The second concept for those in the healing professions is learn to do to yourself what you are doing to your clients. If you are working with the energetic system of a client then it is important to apply those same techniques on yourself. If you can not do that then the second best option is to have a team of healers that support you as you work or at the least after you work. In this way you will keep your system strong.
Qigong Tui Na is unique because all of the techniques that you learn to apply to others you can also apply to yourself internally. You increase your sensitivity to what is happening within your own body as you work. This is very rare in the world of healing. I have seen many healers get depleted by working with others and this self-healing facet of Qigong Tui Na is quite extraordinary.
The third concept that is to recognize that any weakening of your own energy system influences your ability and willingness over time to continue working with joy and satisfaction. If you want to do what you love and continue doing it, then it is critical that you take care of yourself as you take care of others.
Many enter the healing profession because want to help others. Most healers are naturally giving people. It is important this same compassion turns inward and preventive measures are taken to recharge the healer’s energy system on a regular basis for longevity and wellness.
Along with some of my students I have been mapping potential ways to teach more of the Qigong Tui Na in the future. It would be wonderful to train a group of healers that had the desire to learn and put in the work to make it happen. If you are interested in attending and supporting this work please let me know by emailing or leaving comments.
To learn Qigong Tui Na requires the highest level of commitment. At a base level those who want to do so will need to know the core qigong sets that I teach. Many of the Qigong Tui Na methods draw on the 16 neigong, the internal energy components or building blocks.
Reflections from Kentucky
On the lighter side while in Kentucky I also had some fun. I decided to see if I could find the fried chicken that for which the Southern United States is so famous. The first place I tried didn’t have the best fried chicken (that honor still goes to the cooks at my childhood boarding school – who were from the South) nor did the second place. However the second place turned out to be pretty good. If you want good friend chicken the South is definitely the place to do it.
I was also looking for a great sweet potato pie but came up empty and my quest for really good cornbread did not reach a successful conclusion.
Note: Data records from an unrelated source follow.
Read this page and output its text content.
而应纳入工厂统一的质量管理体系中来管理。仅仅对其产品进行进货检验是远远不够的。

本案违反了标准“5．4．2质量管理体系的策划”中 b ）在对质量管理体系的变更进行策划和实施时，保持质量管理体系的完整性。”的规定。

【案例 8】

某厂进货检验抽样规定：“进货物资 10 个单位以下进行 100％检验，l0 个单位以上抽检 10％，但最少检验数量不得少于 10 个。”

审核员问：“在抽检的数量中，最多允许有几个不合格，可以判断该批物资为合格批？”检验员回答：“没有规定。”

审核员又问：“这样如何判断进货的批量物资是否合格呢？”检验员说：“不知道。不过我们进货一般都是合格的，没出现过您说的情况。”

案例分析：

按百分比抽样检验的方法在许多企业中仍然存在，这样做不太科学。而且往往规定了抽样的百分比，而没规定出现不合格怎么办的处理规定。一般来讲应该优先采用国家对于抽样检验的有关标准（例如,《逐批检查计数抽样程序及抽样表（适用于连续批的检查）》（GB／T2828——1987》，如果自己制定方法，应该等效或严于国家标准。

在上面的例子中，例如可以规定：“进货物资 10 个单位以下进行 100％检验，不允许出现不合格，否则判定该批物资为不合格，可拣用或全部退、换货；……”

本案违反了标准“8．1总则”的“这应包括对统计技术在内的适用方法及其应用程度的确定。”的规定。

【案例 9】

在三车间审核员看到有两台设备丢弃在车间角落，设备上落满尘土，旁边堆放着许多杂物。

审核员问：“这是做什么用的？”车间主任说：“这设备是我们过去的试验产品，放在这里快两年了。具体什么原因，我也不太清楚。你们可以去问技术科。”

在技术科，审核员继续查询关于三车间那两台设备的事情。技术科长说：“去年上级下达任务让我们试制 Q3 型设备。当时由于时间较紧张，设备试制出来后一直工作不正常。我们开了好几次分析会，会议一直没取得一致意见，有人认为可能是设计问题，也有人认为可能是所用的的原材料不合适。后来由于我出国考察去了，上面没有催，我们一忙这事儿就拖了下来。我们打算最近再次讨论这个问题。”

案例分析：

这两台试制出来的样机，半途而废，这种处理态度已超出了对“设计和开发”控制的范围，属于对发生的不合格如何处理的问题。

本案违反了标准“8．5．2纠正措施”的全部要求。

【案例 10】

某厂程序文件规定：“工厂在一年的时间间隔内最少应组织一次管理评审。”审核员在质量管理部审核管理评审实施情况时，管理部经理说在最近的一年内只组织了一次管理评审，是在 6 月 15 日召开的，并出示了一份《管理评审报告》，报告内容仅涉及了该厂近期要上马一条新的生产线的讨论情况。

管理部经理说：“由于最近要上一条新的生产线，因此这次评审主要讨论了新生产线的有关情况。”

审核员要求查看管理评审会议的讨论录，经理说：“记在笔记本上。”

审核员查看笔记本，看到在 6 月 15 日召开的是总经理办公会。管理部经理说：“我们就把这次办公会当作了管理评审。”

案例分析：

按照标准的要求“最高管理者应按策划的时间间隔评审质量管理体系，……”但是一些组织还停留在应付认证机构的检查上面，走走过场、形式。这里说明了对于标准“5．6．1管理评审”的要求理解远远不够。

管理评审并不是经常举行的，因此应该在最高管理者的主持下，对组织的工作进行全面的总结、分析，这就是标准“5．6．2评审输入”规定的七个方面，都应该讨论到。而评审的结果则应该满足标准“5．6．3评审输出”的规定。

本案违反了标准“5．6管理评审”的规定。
I did happen upon an interesting surprise. As I walked around the hotel one day I came by an interesting place called PBJs ((peanut butter and jelly sandwich).They JUST serve peanut butter and jelly sandwiches in all varieties.
It was run by a nice fellow who, although the place was closed, opened his doors and handed us a menu. Lots of interesting combinations on this menu including:
- Peanut butter and sizzling bacon (said to be the favorite)
- Peanut butter and bologna (if that does not turn your stomach not sure what will)
- Peanut butter and jelly wrapped in a sushi roll (which I think most likely would make some Japanese just plain give up)
After I got back from Kentucky I saw on a TV show, ‘Fringe’, one of the stars was having a PBJ with bacon, so it must be a little more well known than I thought. Here are the contents of the menu:
I think for our next retreat we will see if we can get some PBJs catered.